Innerhalb der theologischen Philosophie streitet man sich darüber, ob „Gott den Menschen die Freiheit mit einem freien Willen übertrug“, oder ob „alles was im Universum geschieht, durch Gottes Willen deterministisch geregelt ist.“ Nach William James sei die Freiheit des Determinismus (den er selbst ablehnte) nichts anderes als „…die verstandene Notwendigkeit sich der Knechtschaft des Höchsten zu unterwerfen…“ Wie auch Immanuel Kant, nannte er den sogenannten „weichen Determinismus“, oder Kompatibilismus, von Hume und Hobbes und deren Idee, dass „freier Wille einfach die Freiheit von äußerlichem Zwang“ sei, eine „elende Ausflucht“.

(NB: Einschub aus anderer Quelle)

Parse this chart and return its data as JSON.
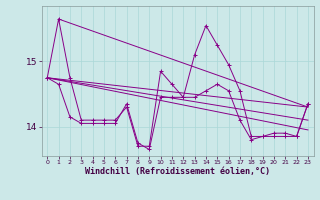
{
  "xlabel": "Windchill (Refroidissement éolien,°C)",
  "bg_color": "#cce8e8",
  "line_color": "#880088",
  "grid_color": "#aad8d8",
  "yticks": [
    14,
    15
  ],
  "xlim": [
    -0.5,
    23.5
  ],
  "ylim": [
    13.55,
    15.85
  ],
  "series_main": {
    "x": [
      0,
      1,
      2,
      3,
      4,
      5,
      6,
      7,
      8,
      9,
      10,
      11,
      12,
      13,
      14,
      15,
      16,
      17,
      18,
      19,
      20,
      21,
      22,
      23
    ],
    "y": [
      14.75,
      15.65,
      14.75,
      14.1,
      14.1,
      14.1,
      14.1,
      14.3,
      13.7,
      13.7,
      14.85,
      14.65,
      14.45,
      15.1,
      15.55,
      15.25,
      14.95,
      14.55,
      13.85,
      13.85,
      13.85,
      13.85,
      13.85,
      14.35
    ]
  },
  "series_lower": {
    "x": [
      0,
      1,
      2,
      3,
      4,
      5,
      6,
      7,
      8,
      9,
      10,
      11,
      12,
      13,
      14,
      15,
      16,
      17,
      18,
      19,
      20,
      21,
      22,
      23
    ],
    "y": [
      14.75,
      14.65,
      14.15,
      14.05,
      14.05,
      14.05,
      14.05,
      14.35,
      13.75,
      13.65,
      14.45,
      14.45,
      14.45,
      14.45,
      14.55,
      14.65,
      14.55,
      14.1,
      13.8,
      13.85,
      13.9,
      13.9,
      13.85,
      14.35
    ]
  },
  "trend_lines": [
    {
      "x": [
        0,
        23
      ],
      "y": [
        14.75,
        14.3
      ]
    },
    {
      "x": [
        0,
        23
      ],
      "y": [
        14.75,
        14.1
      ]
    },
    {
      "x": [
        0,
        23
      ],
      "y": [
        14.75,
        13.95
      ]
    },
    {
      "x": [
        1,
        23
      ],
      "y": [
        15.65,
        14.3
      ]
    }
  ]
}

Wir müssen die Erkenntnis gewinnen, was uns die Unterschiede, sowohl als auch die Zusammenhänge, der Begriffe Freiheit und Demokratie bedeuten – und in richtiger Weise auf die staatlichen Strukturen anwenden, durch die unsere Interessen korrekt vertreten werden können. Dabei sollten wir stets daran denken, dass es nicht darum geht, die gleichen Ansichten einer Mehrheit zu erzielen, sondern darum, die gleichberechtigten Ansichten unterschiedlicher Gruppen zur Stärkung der Gesellschaft zu nutzen. Wenn wir keine abweichenden Haltungen unter den Gruppen im eigenen Volk respektieren, wie sollten die Deutschen Toleranz gegenüber anderen Kulturen zeigen? Natürlich setzt dies voraus, dass in in der Politik, Erziehung und Bildung die Tugend der Vernunft wieder ihren berechtigten Platz einnehmen kann und die Ideologie und Demagogie des Irrationalismus sich langsam aber sicher in allen bürgerlichen Bereichen auflöst. Nochmals: das bedeutet, dass die Parteien und Strömungen, deren Leitsätze und Ideale nicht auf rationalen – und dadurch ethischen – Prämissen stehen, sondern nur auf Begriffen des „Guten“, und auf Emotionen und Glauben beruhen, dass diese ihren natürlichen Zerfall erfahren.
Die Erkenntnis, dass es keine absolute Freiheit geben kann, ist eine allgemein verstandene. Daraus folgt aber auch, dass Freiheit kein Basisrecht sein kann, weil relative Rechte keine Basisrechte sein können. Ebenso folgt daraus, dass, wenn wir auch nicht täglich um unser Leben und körperliche Unversehrtheit kämpfen müssen, so doch aber um unsere Freiheitsrechte.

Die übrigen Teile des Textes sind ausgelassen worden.